Whatever you do, try to make some time to catch this week's "This American Life". Your local NPR station will have it on at least once sometime this weekend. The website is here, but there won't be an audio to stream until later next week. What's in it? For example, there are several first hand stories from people stuck in New Orleans during the Katrina crisis, trying to survive, trying to get out, and being lied to (and other things, such as not being allowed to leave on foot on pain of being shot at) by the officials on the ground. It's essential listening. Check your local schedules. Find your local station through the NPR parent site.
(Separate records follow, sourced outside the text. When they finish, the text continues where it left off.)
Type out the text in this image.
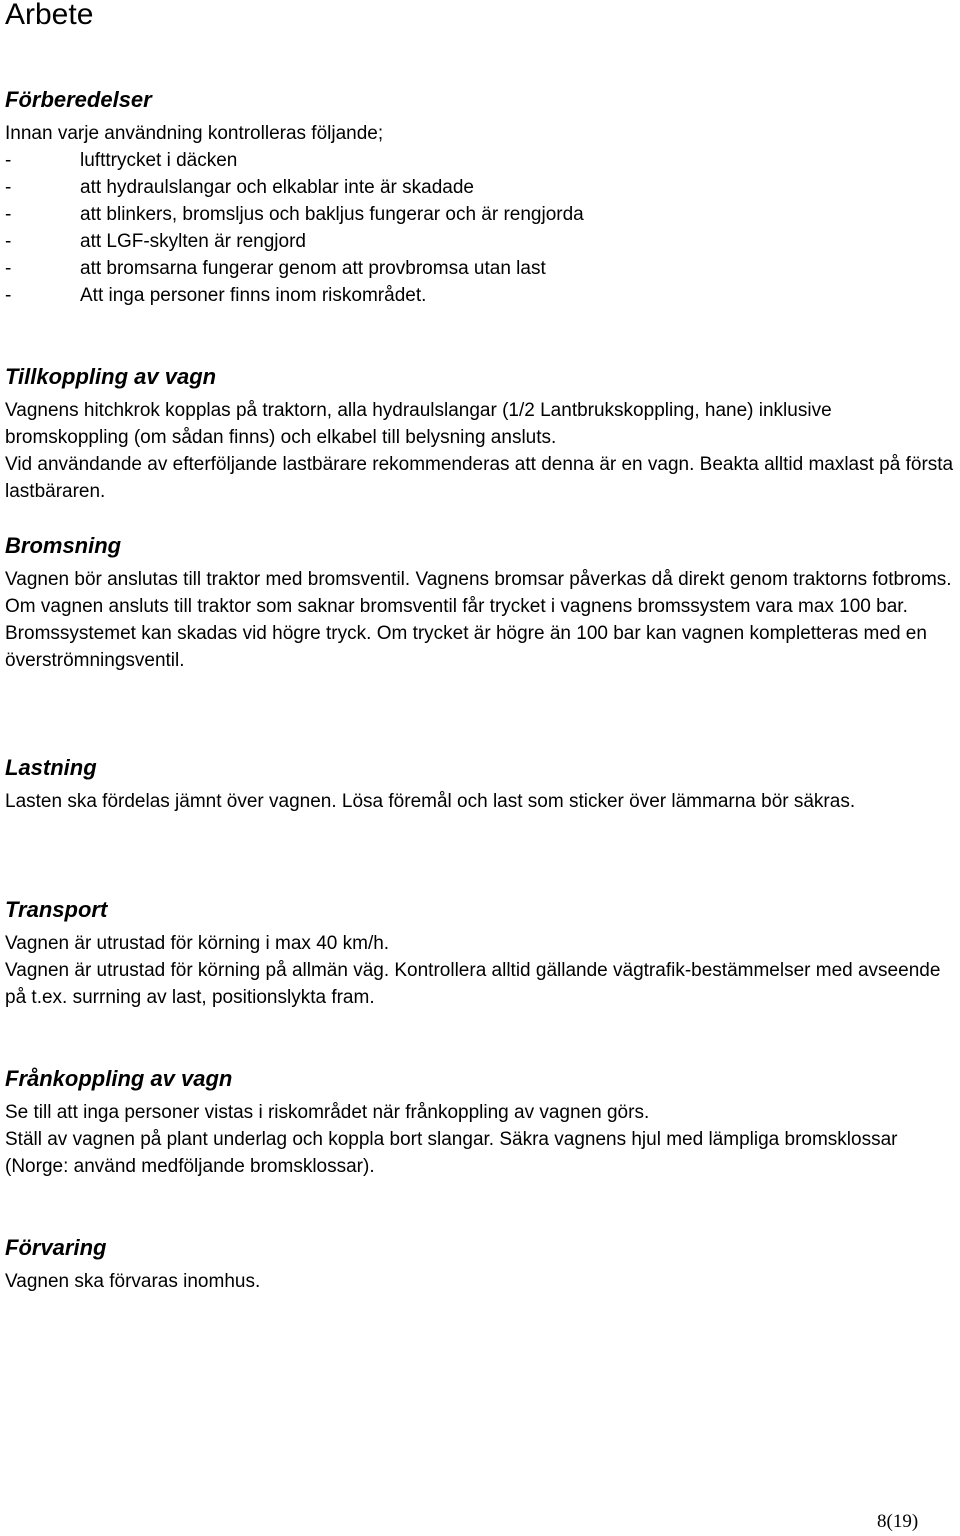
Arbete
Förberedelser

Innan varje användning kontrolleras följande;

-	lufttrycket i däcken
-	att hydraulslangar och elkablar inte är skadade
-	att blinkers, bromsljus och bakljus fungerar och är rengjorda
-	att LGF-skylten är rengjord
-	att bromsarna fungerar genom att provbromsa utan last
-	Att inga personer finns inom riskområdet.
Tillkoppling av vagn

Vagnens hitchkrok kopplas på traktorn, alla hydraulslangar (1/2 Lantbrukskoppling, hane) inklusive bromskoppling (om sådan finns) och elkabel till belysning ansluts.

Vid användande av efterföljande lastbärare rekommenderas att denna är en vagn. Beakta alltid maxlast på första lastbäraren.

Bromsning

Vagnen bör anslutas till traktor med bromsventil. Vagnens bromsar påverkas då direkt genom traktorns fotbroms.

Om vagnen ansluts till traktor som saknar bromsventil får trycket i vagnens bromssystem vara max 100 bar. Bromssystemet kan skadas vid högre tryck. Om trycket är högre än 100 bar kan vagnen kompletteras med en överströmningsventil.

Lastning

Lasten ska fördelas jämnt över vagnen. Lösa föremål och last som sticker över lämmarna bör säkras.

Transport

Vagnen är utrustad för körning i max 40 km/h.

Vagnen är utrustad för körning på allmän väg. Kontrollera alltid gällande vägtrafik-bestämmelser med avseende på t.ex. surrning av last, positionslykta fram.

Frånkoppling av vagn

Se till att inga personer vistas i riskområdet när frånkoppling av vagnen görs.

Ställ av vagnen på plant underlag och koppla bort slangar. Säkra vagnens hjul med lämpliga bromsklossar (Norge: använd medföljande bromsklossar).

Förvaring

Vagnen ska förvaras inomhus.

8(19)
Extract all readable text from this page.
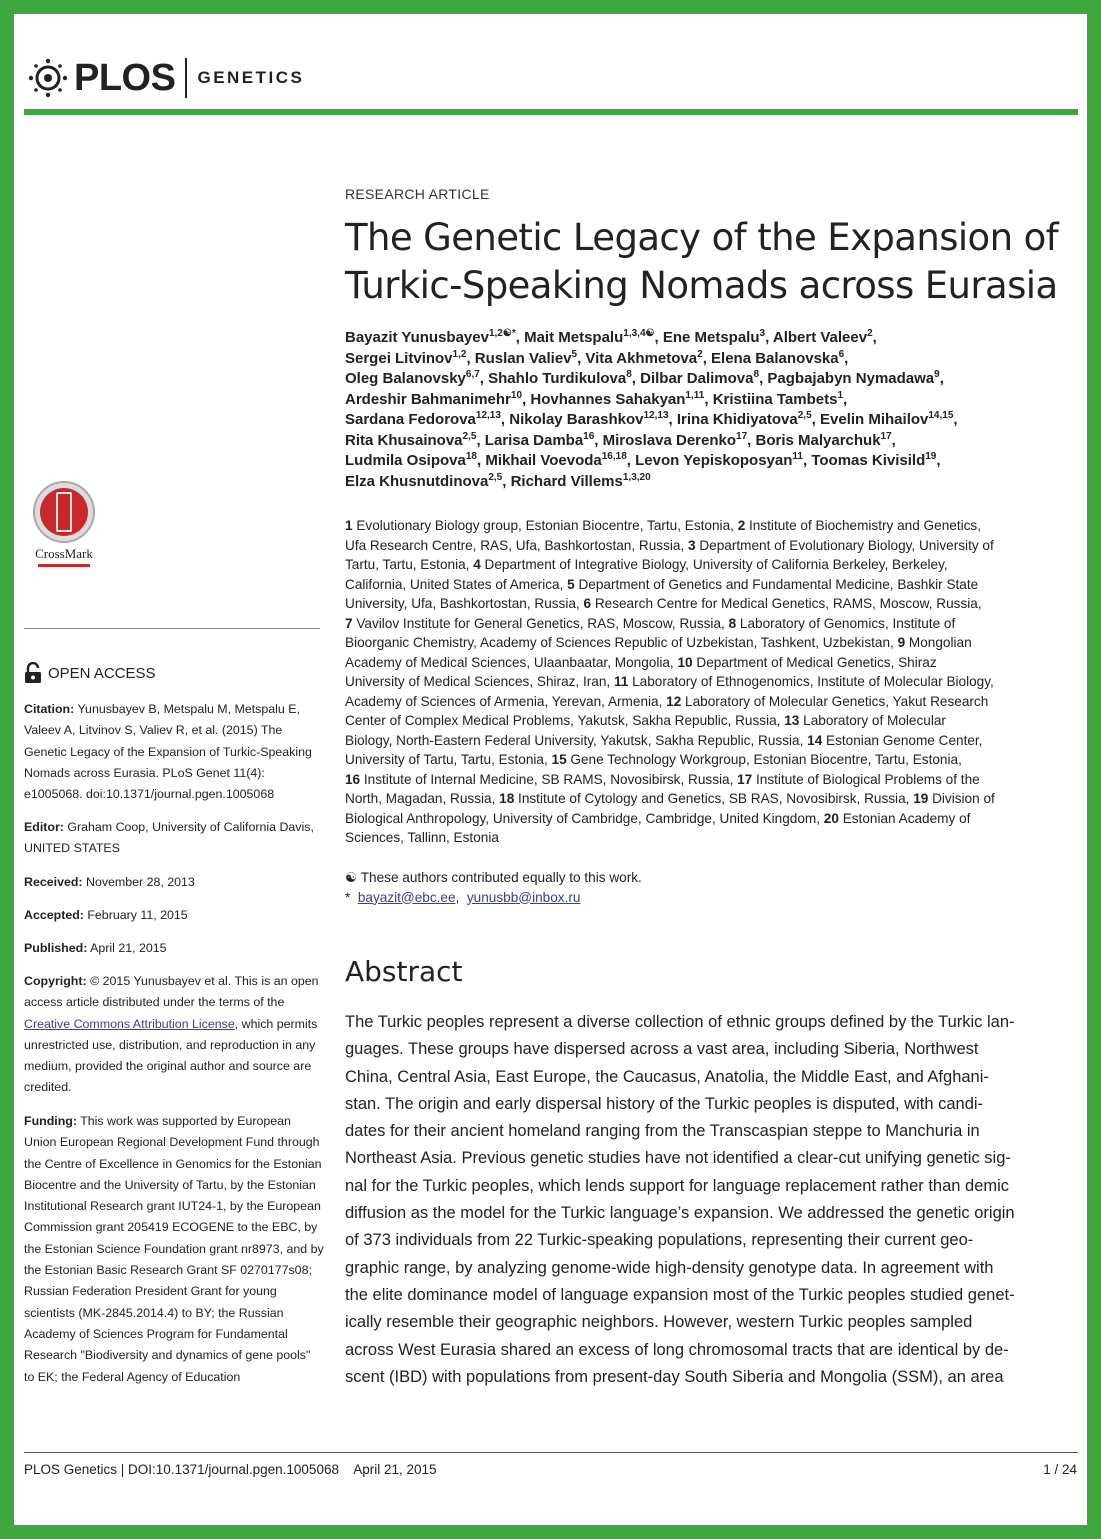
PLOS GENETICS
RESEARCH ARTICLE
The Genetic Legacy of the Expansion of
Turkic-Speaking Nomads across Eurasia
Bayazit Yunusbayev$^{1,2☯*}$, Mait Metspalu$^{1,3,4☯}$, Ene Metspalu$^3$, Albert Valeev$^2$,
Sergei Litvinov$^{1,2}$, Ruslan Valiev$^5$, Vita Akhmetova$^2$, Elena Balanovska$^6$,
Oleg Balanovsky$^{6,7}$, Shahlo Turdikulova$^8$, Dilbar Dalimova$^8$, Pagbajabyn Nymadawa$^9$,
Ardeshir Bahmanimehr$^{10}$, Hovhannes Sahakyan$^{1,11}$, Kristiina Tambets$^1$,
Sardana Fedorova$^{12,13}$, Nikolay Barashkov$^{12,13}$, Irina Khidiyatova$^{2,5}$, Evelin Mihailov$^{14,15}$,
Rita Khusainova$^{2,5}$, Larisa Damba$^{16}$, Miroslava Derenko$^{17}$, Boris Malyarchuk$^{17}$,
Ludmila Osipova$^{18}$, Mikhail Voevoda$^{16,18}$, Levon Yepiskoposyan$^{11}$, Toomas Kivisild$^{19}$,
Elza Khusnutdinova$^{2,5}$, Richard Villems$^{1,3,20}$
1 Evolutionary Biology group, Estonian Biocentre, Tartu, Estonia, 2 Institute of Biochemistry and Genetics,
Ufa Research Centre, RAS, Ufa, Bashkortostan, Russia, 3 Department of Evolutionary Biology, University of
Tartu, Tartu, Estonia, 4 Department of Integrative Biology, University of California Berkeley, Berkeley,
California, United States of America, 5 Department of Genetics and Fundamental Medicine, Bashkir State
University, Ufa, Bashkortostan, Russia, 6 Research Centre for Medical Genetics, RAMS, Moscow, Russia,
7 Vavilov Institute for General Genetics, RAS, Moscow, Russia, 8 Laboratory of Genomics, Institute of
Bioorganic Chemistry, Academy of Sciences Republic of Uzbekistan, Tashkent, Uzbekistan, 9 Mongolian
Academy of Medical Sciences, Ulaanbaatar, Mongolia, 10 Department of Medical Genetics, Shiraz
University of Medical Sciences, Shiraz, Iran, 11 Laboratory of Ethnogenomics, Institute of Molecular Biology,
Academy of Sciences of Armenia, Yerevan, Armenia, 12 Laboratory of Molecular Genetics, Yakut Research
Center of Complex Medical Problems, Yakutsk, Sakha Republic, Russia, 13 Laboratory of Molecular
Biology, North-Eastern Federal University, Yakutsk, Sakha Republic, Russia, 14 Estonian Genome Center,
University of Tartu, Tartu, Estonia, 15 Gene Technology Workgroup, Estonian Biocentre, Tartu, Estonia,
16 Institute of Internal Medicine, SB RAMS, Novosibirsk, Russia, 17 Institute of Biological Problems of the
North, Magadan, Russia, 18 Institute of Cytology and Genetics, SB RAS, Novosibirsk, Russia, 19 Division of
Biological Anthropology, University of Cambridge, Cambridge, United Kingdom, 20 Estonian Academy of
Sciences, Tallinn, Estonia
☯ These authors contributed equally to this work.
*  bayazit@ebc.ee,  yunusbb@inbox.ru
Abstract
The Turkic peoples represent a diverse collection of ethnic groups defined by the Turkic lan-
guages. These groups have dispersed across a vast area, including Siberia, Northwest
China, Central Asia, East Europe, the Caucasus, Anatolia, the Middle East, and Afghani-
stan. The origin and early dispersal history of the Turkic peoples is disputed, with candi-
dates for their ancient homeland ranging from the Transcaspian steppe to Manchuria in
Northeast Asia. Previous genetic studies have not identified a clear-cut unifying genetic sig-
nal for the Turkic peoples, which lends support for language replacement rather than demic
diffusion as the model for the Turkic language’s expansion. We addressed the genetic origin
of 373 individuals from 22 Turkic-speaking populations, representing their current geo-
graphic range, by analyzing genome-wide high-density genotype data. In agreement with
the elite dominance model of language expansion most of the Turkic peoples studied genet-
ically resemble their geographic neighbors. However, western Turkic peoples sampled
across West Eurasia shared an excess of long chromosomal tracts that are identical by de-
scent (IBD) with populations from present-day South Siberia and Mongolia (SSM), an area
CrossMark
OPEN ACCESS
Citation: Yunusbayev B, Metspalu M, Metspalu E, Valeev A, Litvinov S, Valiev R, et al. (2015) The Genetic Legacy of the Expansion of Turkic-Speaking Nomads across Eurasia. PLoS Genet 11(4): e1005068. doi:10.1371/journal.pgen.1005068
Editor: Graham Coop, University of California Davis, UNITED STATES
Received: November 28, 2013
Accepted: February 11, 2015
Published: April 21, 2015
Copyright: © 2015 Yunusbayev et al. This is an open access article distributed under the terms of the Creative Commons Attribution License, which permits unrestricted use, distribution, and reproduction in any medium, provided the original author and source are credited.
Funding: This work was supported by European Union European Regional Development Fund through the Centre of Excellence in Genomics for the Estonian Biocentre and the University of Tartu, by the Estonian Institutional Research grant IUT24-1, by the European Commission grant 205419 ECOGENE to the EBC, by the Estonian Science Foundation grant nr8973, and by the Estonian Basic Research Grant SF 0270177s08; Russian Federation President Grant for young scientists (MK-2845.2014.4) to BY; the Russian Academy of Sciences Program for Fundamental Research "Biodiversity and dynamics of gene pools" to EK; the Federal Agency of Education
PLOS Genetics | DOI:10.1371/journal.pgen.1005068    April 21, 2015	1 / 24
Arun already mentioned on another thread one such story, transcribed at this site. Extract:
As we approached the bridge, armed Gretna sheriffs formed a line across the foot of the bridge. Before we were close enough to speak, they began firing their weapons over our heads. This sent the crowd fleeing in various directions. As the crowd scattered and dissipated, a few of us inched forward and managed to engage some of the sheriffs in conversation. We told them of our conversation with the police commander and of the commander's assurances. The sheriffs informed us there were no buses waiting. The commander had lied to us to get us to move. We questioned why we couldn't cross the bridge anyway, especially as there was little traffic on the 6-lane highway. They responded that the West Bank was not going to become New Orleans and there would be no Superdomes in their City. These were code words for if you are poor and black, you are not crossing the Mississippi River and you were not getting out of New Orleans.
But there's much much more detail on this story and other stories in this week's This American Life. For example, there's an excellent rebuttal by a New Orleans teenager Ashley Nelson of the remarks by certain pundits about the issues concerning those abandoned in New Orleans not "being about race, but about class" (I paraphrase). The kid's immediate remark (paraphrase):
I dod not know it was a crime to be poor.